The Vedas became known outside India when the Upanishads were translated from Sanskrit, first into Persian as a result of Emperor Akbar's liberal religious attitude.[19] Shah Jehan was influenced by the Emperor and shared his viewpoint. His eldest son, named Dara Shikoh, a liberal Muslim like his father, wrote a book that attempted to reconcile Islam with Hinduism. In 1640, Dara Shikoh visited Kashmir and met pandits, who told him about the Upanishads and later invited pandits from Benares to come to Delhi, which was under Mughal control, in order to assist in translating them. In 1657 the translation was completed. Known by the name Sirr-e-Akbar (The Greatest Mystery), the introduction states that the Qur'an's "Kitab al-maknun" or hidden book is none other than the Upanishads.

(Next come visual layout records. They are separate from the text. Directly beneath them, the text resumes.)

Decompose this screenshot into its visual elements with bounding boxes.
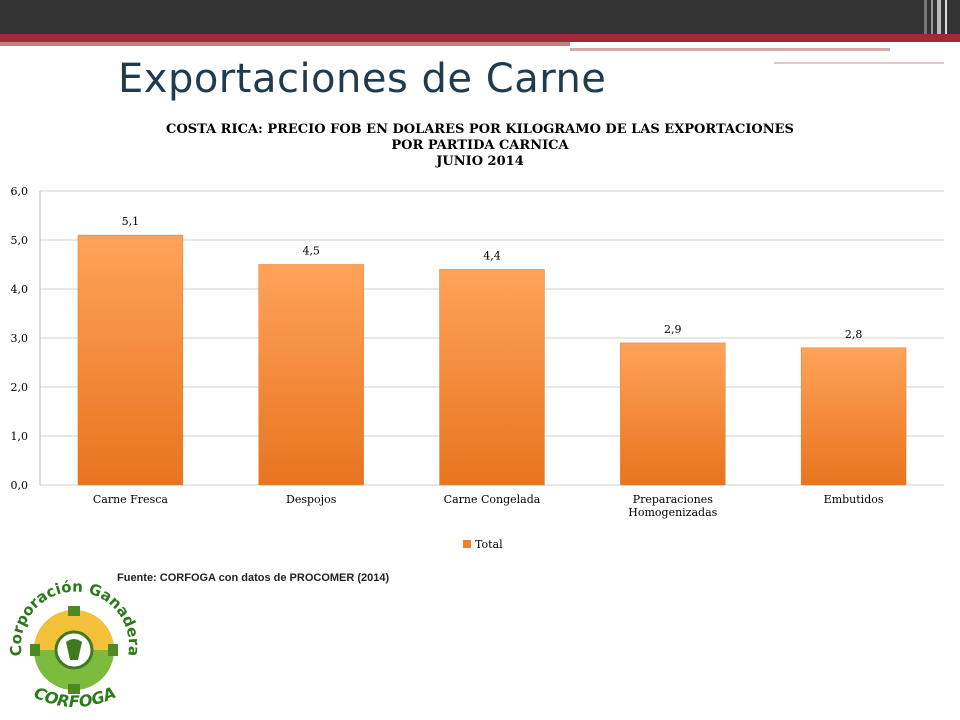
- y-tick-label: 2,0: [11, 381, 29, 394]
- data-label: 5,1: [122, 215, 140, 228]
- accent-stripe-light: [570, 48, 890, 51]
- bar: [439, 269, 545, 486]
- category-label: Preparaciones Homogenizadas: [628, 493, 717, 519]
- chart-title-line-3: JUNIO 2014: [436, 154, 524, 169]
- data-label: 2,9: [664, 323, 682, 336]
- y-tick-label: 6,0: [11, 185, 29, 198]
- bar-chart: 0,0 1,0 2,0 3,0 4,0 5,0 6,0 5,1 Carne Fresca 4,5…: [11, 185, 944, 551]
- y-tick-label: 0,0: [11, 479, 29, 492]
- chart-title-line-1: COSTA RICA: PRECIO FOB EN DOLARES POR KI…: [166, 122, 794, 137]
- bar: [800, 347, 907, 486]
- chart-title-line-2: POR PARTIDA CARNICA: [391, 138, 569, 153]
- corfoga-logo: Corporación Ganadera CORFOGA: [7, 578, 143, 711]
- category-label: Carne Fresca: [93, 493, 169, 506]
- bar: [620, 342, 726, 486]
- top-banner: [0, 0, 960, 34]
- category-label: Carne Congelada: [444, 493, 541, 506]
- y-tick-label: 3,0: [11, 332, 29, 345]
- chart-title: COSTA RICA: PRECIO FOB EN DOLARES POR KI…: [0, 122, 960, 170]
- data-label: 4,5: [302, 245, 320, 258]
- accent-stripe-faint: [774, 62, 944, 64]
- bar: [258, 264, 364, 486]
- accent-stripe-pink: [0, 42, 570, 46]
- slide-title: Exportaciones de Carne: [118, 56, 607, 102]
- legend-label: Total: [475, 538, 503, 551]
- banner-stripes: [924, 0, 947, 34]
- bar: [77, 234, 184, 486]
- y-tick-label: 1,0: [11, 430, 29, 443]
- data-label: 4,4: [483, 249, 501, 262]
- legend-swatch: [463, 540, 471, 548]
- category-label: Embutidos: [824, 493, 884, 506]
- source-note: Fuente: CORFOGA con datos de PROCOMER (2…: [117, 572, 390, 584]
- data-label: 2,8: [845, 328, 863, 341]
- accent-stripe-red: [0, 34, 960, 42]
- y-tick-label: 5,0: [11, 234, 29, 247]
- category-label: Despojos: [286, 493, 337, 506]
- y-tick-label: 4,0: [11, 283, 29, 296]
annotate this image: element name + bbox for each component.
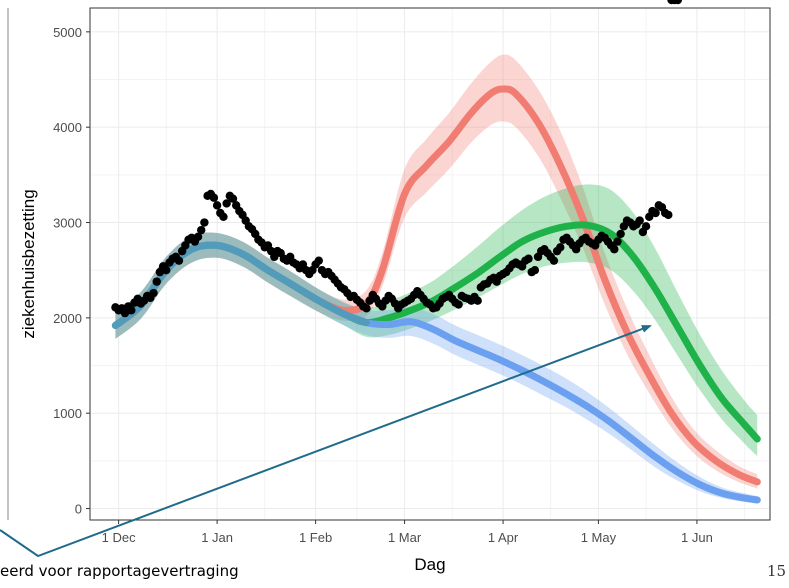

Two years later, in 1659, his brother Aurangzeb, who was a strict Muslim, had him executed under Sharia law as an apostate from Islam. This may have been a pretext, because Aurangzeb ascended the throne after Shikoh's execution.[20]
In 1775, the French scholar Anquetil Duperron received a manuscript of part of the Upanishads from M. Gentil, who resided at the court of Shula ud daula. Duperron requested the remaining part and then collated the two, translating them into French and Latin. The French version was never published but the Latin translation was published in 1801. The Latinized title was Oupnek'hat.
The German philosopher Schopenhauer read the Latin translation and extravagantly [21] praised it in his main work, The World as Will and Representation, which was published in 1819, as well as in his Parerga and Paralipomena,[22] (1851). He found that the Upanishads accorded with his own philosophy, which taught that the individual is a manifestation of the one basis of reality. For Schopenhauer, that fundamentally real underlying unity is what we know in ourselves as "will."
German philosopher Friedrich Wilhelm Joseph Schelling praised the mystical and spiritual aspects of the Upanishads. Schelling and other members of the German Idealist group were dissatisfied with Christianity (as propagated by churches) and became fascinated with the Vedas and the Upanishads. Similarly–minded English and European writers, such as Thomas Carlyle, Victor Cousin, Samuel Taylor Coleridge, and Mme. de Staël, claimed to find deep wisdom in these non–Western writings.
In the United States, the group known as the Transcendentalists were influenced by Schelling's German Idealists. These Americans, such as Emerson and Thoreau, were not satisfied with traditional Christian mythology and therefore embraced Schelling's interpretation of Kant's Transcendental idealism, as well as his celebration of the romantic, exotic, mystical aspect of the Upanishads. As a result of the influence of these writers, the Upanishads gained renown in Western countries.
Erwin Schrodinger—the great quantum physicist said "The multiplicity is only apparent. This is the doctrine of the Upanishads. And not of the Upanishads only. The mystical experience of the union with God regularly leads to this view, unless strong prejudices stand in the West."
The Upanishadic thinkers came to consider change as a mere illusion, because it could not be reconciled with a permanent and homogeneous reality. They were therefore led to a complete denial of plurality.[23] According to David Kalupahana, "Although the search for an essential unity of things was crowned with success, philosophy suffered a severe setback as a result of this transcendentalism."[24] Paul Deussen wrote on this unity: "This unity excluded all plurality, and therefore, all proximity in space, all succession in time, all interdependence as cause and effect, and all opposition as subject and object."[25] According to Kalupahana, "Reality was considered to be beyond space, time, change, and therefore causality. Change is a mere matter of words, nothing but a name (vaacaarambhanam vikaro naamadheyam). After this, metaphysical speculation took the upper hand, and any serious attempt to give a rational explanation of the things of experience is lacking in the Upanishads."[24]
Dalit activist and Buddhist convert Bhimrao Ambedkar contended that the philosophy of the Upanishads "turned out to be most ineffective and inconsequential piece of speculation with no effect on the moral and social order of the Hindus."[26]